Make an appointment with this doctor for a general check-up and to talk about your medical history and health risks. It’s best to have this visit when you are well, not when you are being seen for an illness. Be sure to tell your doctor that the Children’s Oncology Group has a set of healthcare screening and management guidelines for providers who care for childhood cancer survivors, at www.survivorshipguidelines.org.
If at any point you have a health problem related to your cancer or treatment, your doctor can discuss it with your long-term follow-up team.
Dentist and Other Providers
Ask your primary care doctor who else should be on your medical team. In addition to a dentist, you might need other providers such as a physical therapist or psychologist.
What Information Will My Healthcare Team Need?

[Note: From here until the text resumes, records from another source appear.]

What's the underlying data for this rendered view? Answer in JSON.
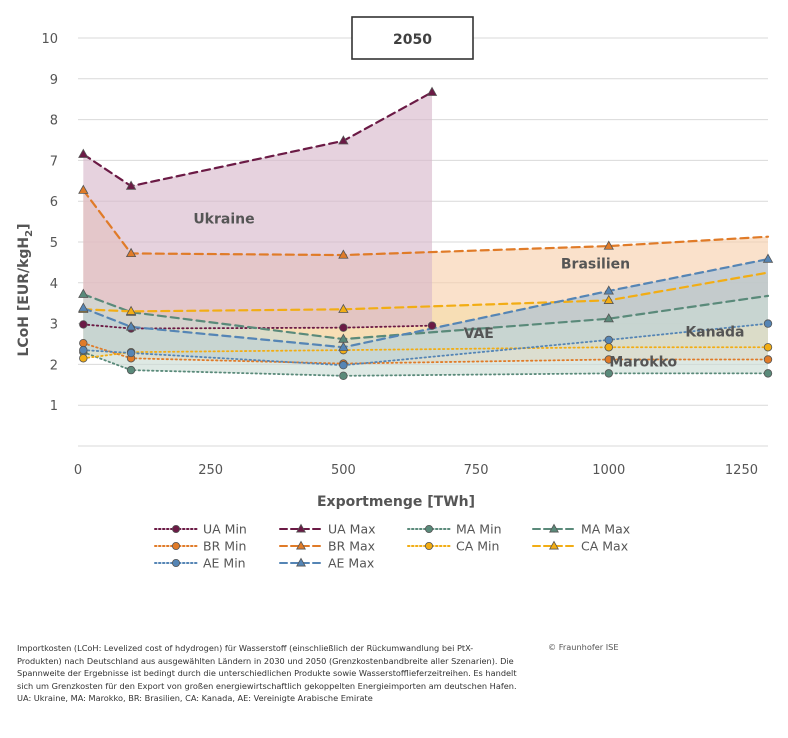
{
  "chart_data": {
    "type": "line",
    "title": "2050",
    "xlabel": "Exportmenge [TWh]",
    "ylabel": "LCoH [EUR/kgH2]",
    "xlim": [
      0,
      1300
    ],
    "ylim": [
      0,
      10
    ],
    "xticks": [
      0,
      250,
      500,
      750,
      1000,
      1250
    ],
    "yticks": [
      1,
      2,
      3,
      4,
      5,
      6,
      7,
      8,
      9,
      10
    ],
    "grid": true,
    "legend_position": "bottom",
    "colors": {
      "ua": "#6b1a45",
      "br": "#e07b28",
      "ca": "#f2ad14",
      "ae": "#5585b5",
      "ma": "#5a8a7a",
      "ua_fill": "#d7b7c9",
      "br_fill": "#f7ceab",
      "ca_fill": "#f5dba8",
      "ae_fill": "#a5c0da",
      "ma_fill": "#c9dcd3",
      "grid": "#d9d9d9"
    },
    "series": [
      {
        "name": "UA Min",
        "id": "ua_min",
        "color": "#6b1a45",
        "style": "dotted",
        "marker": "circle",
        "x": [
          10,
          100,
          500,
          667
        ],
        "y": [
          2.98,
          2.88,
          2.9,
          2.95
        ]
      },
      {
        "name": "UA Max",
        "id": "ua_max",
        "color": "#6b1a45",
        "style": "dashed",
        "marker": "triangle",
        "x": [
          10,
          100,
          500,
          667
        ],
        "y": [
          7.15,
          6.37,
          7.48,
          8.67
        ]
      },
      {
        "name": "MA Min",
        "id": "ma_min",
        "color": "#5a8a7a",
        "style": "dotted",
        "marker": "circle",
        "x": [
          10,
          100,
          500,
          1000,
          1300
        ],
        "y": [
          2.3,
          1.86,
          1.72,
          1.78,
          1.78
        ]
      },
      {
        "name": "MA Max",
        "id": "ma_max",
        "color": "#5a8a7a",
        "style": "dashed",
        "marker": "triangle",
        "x": [
          10,
          100,
          500,
          1000,
          1300
        ],
        "y": [
          3.72,
          3.28,
          2.62,
          3.12,
          3.68
        ]
      },
      {
        "name": "BR Min",
        "id": "br_min",
        "color": "#e07b28",
        "style": "dotted",
        "marker": "circle",
        "x": [
          10,
          100,
          500,
          1000,
          1300
        ],
        "y": [
          2.52,
          2.15,
          2.02,
          2.12,
          2.12
        ]
      },
      {
        "name": "BR Max",
        "id": "br_max",
        "color": "#e07b28",
        "style": "dashed",
        "marker": "triangle",
        "x": [
          10,
          100,
          500,
          1000,
          1300
        ],
        "y": [
          6.27,
          4.72,
          4.68,
          4.9,
          5.13
        ]
      },
      {
        "name": "CA Min",
        "id": "ca_min",
        "color": "#f2ad14",
        "style": "dotted",
        "marker": "circle",
        "x": [
          10,
          100,
          500,
          1000,
          1300
        ],
        "y": [
          2.15,
          2.3,
          2.35,
          2.42,
          2.42
        ]
      },
      {
        "name": "CA Max",
        "id": "ca_max",
        "color": "#f2ad14",
        "style": "dashed",
        "marker": "triangle",
        "x": [
          10,
          100,
          500,
          1000,
          1300
        ],
        "y": [
          3.35,
          3.3,
          3.35,
          3.57,
          4.25
        ]
      },
      {
        "name": "AE Min",
        "id": "ae_min",
        "color": "#5585b5",
        "style": "dotted",
        "marker": "circle",
        "x": [
          10,
          100,
          500,
          1000,
          1300
        ],
        "y": [
          2.35,
          2.28,
          1.98,
          2.6,
          3.0
        ]
      },
      {
        "name": "AE Max",
        "id": "ae_max",
        "color": "#5585b5",
        "style": "dashed",
        "marker": "triangle",
        "x": [
          10,
          100,
          500,
          1000,
          1300
        ],
        "y": [
          3.38,
          2.92,
          2.42,
          3.8,
          4.58
        ]
      }
    ],
    "bands": [
      {
        "country": "Brasilien",
        "lower": "br_min",
        "upper": "br_max",
        "fill": "#f7ceab"
      },
      {
        "country": "Kanada",
        "lower": "ca_min",
        "upper": "ca_max",
        "fill": "#f5dba8"
      },
      {
        "country": "Ukraine",
        "lower": "ua_min",
        "upper": "ua_max",
        "fill": "#d7b7c9"
      },
      {
        "country": "VAE",
        "lower": "ae_min",
        "upper": "ae_max",
        "fill": "#a5c0da"
      },
      {
        "country": "Marokko",
        "lower": "ma_min",
        "upper": "ma_max",
        "fill": "#c9dcd3"
      }
    ],
    "annotations": [
      {
        "text": "Ukraine",
        "x": 275,
        "y": 5.45
      },
      {
        "text": "Brasilien",
        "x": 975,
        "y": 4.35
      },
      {
        "text": "VAE",
        "x": 755,
        "y": 2.65
      },
      {
        "text": "Kanada",
        "x": 1200,
        "y": 2.68
      },
      {
        "text": "Marokko",
        "x": 1065,
        "y": 1.95
      }
    ],
    "legend_order": [
      "ua_min",
      "ua_max",
      "ma_min",
      "ma_max",
      "br_min",
      "br_max",
      "ca_min",
      "ca_max",
      "ae_min",
      "ae_max"
    ]
  },
  "caption": "Importkosten (LCoH: Levelized cost of hdydrogen) für Wasserstoff (einschließlich der Rückumwandlung bei PtX-Produkten) nach Deutschland aus ausgewählten Ländern in 2030 und 2050 (Grenzkostenbandbreite aller Szenarien). Die Spannweite der Ergebnisse ist bedingt durch die unterschiedlichen Produkte sowie Wasserstofflieferzeitreihen. Es handelt sich um Grenzkosten für den Export von großen energiewirtschaftlich gekoppelten Energieimporten am deutschen Hafen. UA: Ukraine, MA: Marokko, BR: Brasilien, CA: Kanada, AE: Vereinigte Arabische Emirate",
  "credit": "© Fraunhofer ISE"
}
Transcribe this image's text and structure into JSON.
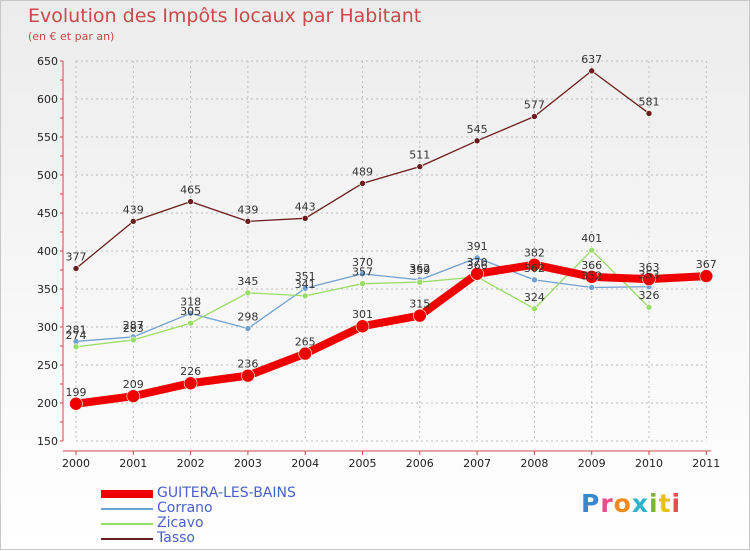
{
  "title": "Evolution des Impôts locaux par Habitant",
  "subtitle": "(en € et par an)",
  "logo_text": "Proxiti",
  "chart_data": {
    "type": "line",
    "title": "Evolution des Impôts locaux par Habitant",
    "subtitle": "(en € et par an)",
    "xlabel": "",
    "ylabel": "",
    "ylim": [
      150,
      650
    ],
    "yticks": [
      150,
      200,
      250,
      300,
      350,
      400,
      450,
      500,
      550,
      600,
      650
    ],
    "categories": [
      "2000",
      "2001",
      "2002",
      "2003",
      "2004",
      "2005",
      "2006",
      "2007",
      "2008",
      "2009",
      "2010",
      "2011"
    ],
    "grid": true,
    "legend_position": "bottom-left",
    "series": [
      {
        "name": "Corrano",
        "color": "#6fa0d0",
        "values": [
          281,
          287,
          318,
          298,
          351,
          370,
          362,
          391,
          362,
          352,
          353,
          null
        ]
      },
      {
        "name": "Zicavo",
        "color": "#99dd66",
        "values": [
          274,
          283,
          305,
          345,
          341,
          357,
          359,
          366,
          324,
          401,
          326,
          null
        ]
      },
      {
        "name": "Tasso",
        "color": "#6b1c1c",
        "values": [
          377,
          439,
          465,
          439,
          443,
          489,
          511,
          545,
          577,
          637,
          581,
          null
        ]
      },
      {
        "name": "GUITERA-LES-BAINS",
        "color": "#ee0000",
        "values": [
          199,
          209,
          226,
          236,
          265,
          301,
          315,
          370,
          382,
          366,
          363,
          367
        ]
      }
    ],
    "legend_order": [
      "GUITERA-LES-BAINS",
      "Corrano",
      "Zicavo",
      "Tasso"
    ]
  }
}
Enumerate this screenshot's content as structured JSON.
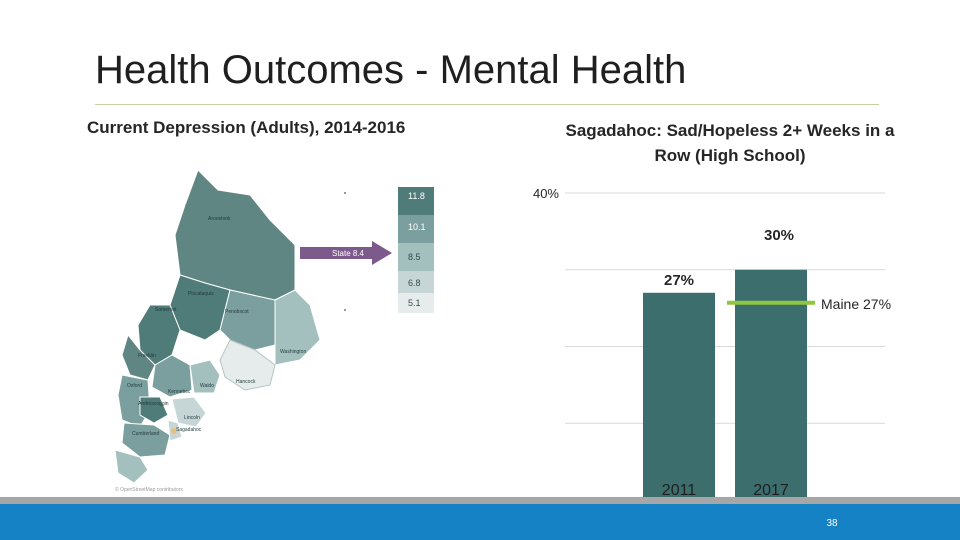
{
  "slide": {
    "title": "Health Outcomes - Mental Health",
    "page_number": "38"
  },
  "map": {
    "heading": "Current Depression (Adults), 2014-2016",
    "legend_values": [
      "11.8",
      "10.1",
      "8.5",
      "6.8",
      "5.1"
    ],
    "legend_colors": [
      "#4f7b78",
      "#7a9f9e",
      "#a3bfbe",
      "#c6d6d6",
      "#e6ecec"
    ],
    "state_callout": "State 8.4",
    "county_labels": [
      "Aroostook",
      "Piscataquis",
      "Somerset",
      "Penobscot",
      "Washington",
      "Franklin",
      "Oxford",
      "Kennebec",
      "Waldo",
      "Hancock",
      "Androscoggin",
      "Lincoln",
      "Cumberland",
      "Sagadahoc"
    ],
    "attribution": "© OpenStreetMap contributors",
    "accent_color": "#7d5a8c"
  },
  "chart_data": {
    "type": "bar",
    "title": "Sagadahoc: Sad/Hopeless 2+ Weeks in a Row (High School)",
    "categories": [
      "2011",
      "2017"
    ],
    "values": [
      27,
      30
    ],
    "data_labels": [
      "27%",
      "30%"
    ],
    "ylim": [
      0,
      40
    ],
    "y_tick_label": "40%",
    "gridlines": true,
    "bar_color": "#3c6e6d",
    "reference_line": {
      "label": "Maine 27%",
      "value": 27,
      "category": "2017",
      "color": "#8dc63f"
    }
  }
}
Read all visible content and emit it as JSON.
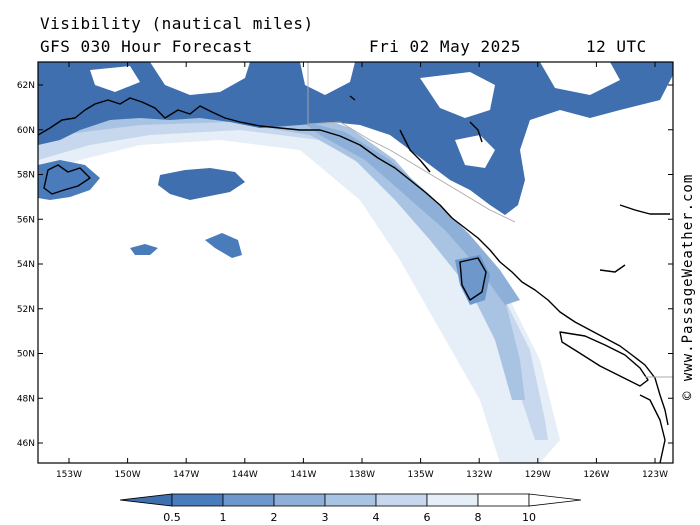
{
  "header": {
    "title_line1": "Visibility (nautical miles)",
    "title_line2": "GFS 030 Hour Forecast",
    "date": "Fri 02 May 2025",
    "time": "12 UTC"
  },
  "credit": "© www.PassageWeather.com",
  "map": {
    "lat_ticks": [
      "62N",
      "60N",
      "58N",
      "56N",
      "54N",
      "52N",
      "50N",
      "48N",
      "46N"
    ],
    "lon_ticks": [
      "153W",
      "150W",
      "147W",
      "144W",
      "141W",
      "138W",
      "135W",
      "132W",
      "129W",
      "126W",
      "123W"
    ]
  },
  "legend": {
    "labels": [
      "0.5",
      "1",
      "2",
      "3",
      "4",
      "6",
      "8",
      "10"
    ],
    "colors": [
      "#3f6faf",
      "#4a7cbc",
      "#6e97cb",
      "#8eafd8",
      "#a9c3e3",
      "#c7d8ee",
      "#e6eef8",
      "#ffffff"
    ]
  }
}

It’s important for you and your healthcare providers to know the details of your cancer and its treatment. To this end, ask your treatment center or hospital to send copies of your treatment records to all of your new healthcare providers. Also, ask for a summary of the cancer treatment that you received, known as a Summary of Cancer Treatment. Make a copy of the summary for yourself and give copies to each of your healthcare providers.
What Can I Expect From My Medical Team?
After you have shared your summary of cancer treatment with your medical team, you can expect that they will:
- provide routine care that is typical for their specialty (such as having a cavity filled by a dentist or having therapy with a psychologist);
- check periodically for health problems related to your childhood cancer; and
- advise you about things that you should or shouldn’t do to stay healthy.